Jack rocked her, tightening his arms around her. "It wouldn't have mattered, angel. It wouldn't have changed anything."

Laurel thought of the trinkets the killer had left for her and wondered. Would he have sent them to someone else? Would he have killed some other woman's only sister?

Regardless of the answer, she was caught with the burden of guilt; someone died either way. Responsibility pressed down on her, just as it had in Scott County. She thought she would have given anything for the chance to get out, but she knew she wouldn't take the chance if it were offered. She was trapped by her own sense of duty and honor, stuck here in yet another nightmare.

"I'd undo it for you if I could," Jack said softly.

Jack, who claimed to be nobody's hero, would have gone back and changed history for her. Laurel slipped her arms around him and held on, knowing he wasn't the man to anchor her life to. But the need and the knowledge clashed inside her, and need won out for the moment.

"We can go away for a few days," he whispered. "Get away from it. I know a cabin over on Bayou Noir-"

"I can't." Laurel sat back a little, blinking up at him through her tears. She swiped a hand under her eyes and combed her hair back with her fingers. "I-I can't go anywhere. There are things to do-arrangements-" She swallowed hard and let the real reason come to the fore. "I have to find out who did this. Someone has to pay."

"And you have to be the one to catch him?" Jack said sharply, her sense of responsibility rubbing against the grain of his selfishness. He wanted her safe and all to himself, if not forever, then for a little while. "We've got a sheriff for that."

"The killer isn't sending the sheriff trophies from his conquests," she said bleakly. "He's sent me three."

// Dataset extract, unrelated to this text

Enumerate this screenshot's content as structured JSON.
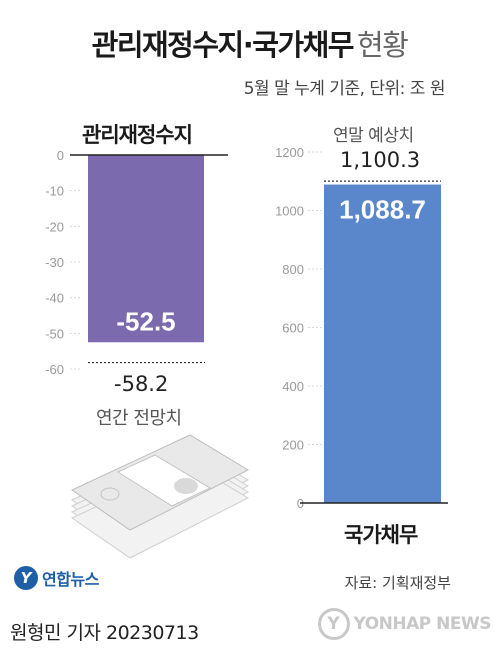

The news hit Jack with the force of a baseball bat, leaving him incredulous, a little dizzy, a little sick. A murderer had singled her out. He sat back on his heels, his jaw slack, his fingers tight as he held her at arm's length. "He's sent you what?"

"An earring. I don't know whose. And Annie Gerrard's necklace. This morning I found a necklace of Savannah's in my pocketbook."

"Jesus Christ, Laurel! That's all the more reason to get the hell out!"

"That's what you'd do, Jack?" She arched a brow, studying him hard enough that he dropped his hands and glanced away. "Cut and run? I don't think so. For all you like to play it that way, I don't think you would. I know I can't."

"You'd rather end up with a silk scarf knotted around your throat?" he said brutally, his hands shaking at the idea of anyone's hurting her. The concern set everything inside him shaking. He never should have gotten involved with her. Of all the women he could have had, he'd fallen for the one who carried the weight of the world on her shoulders.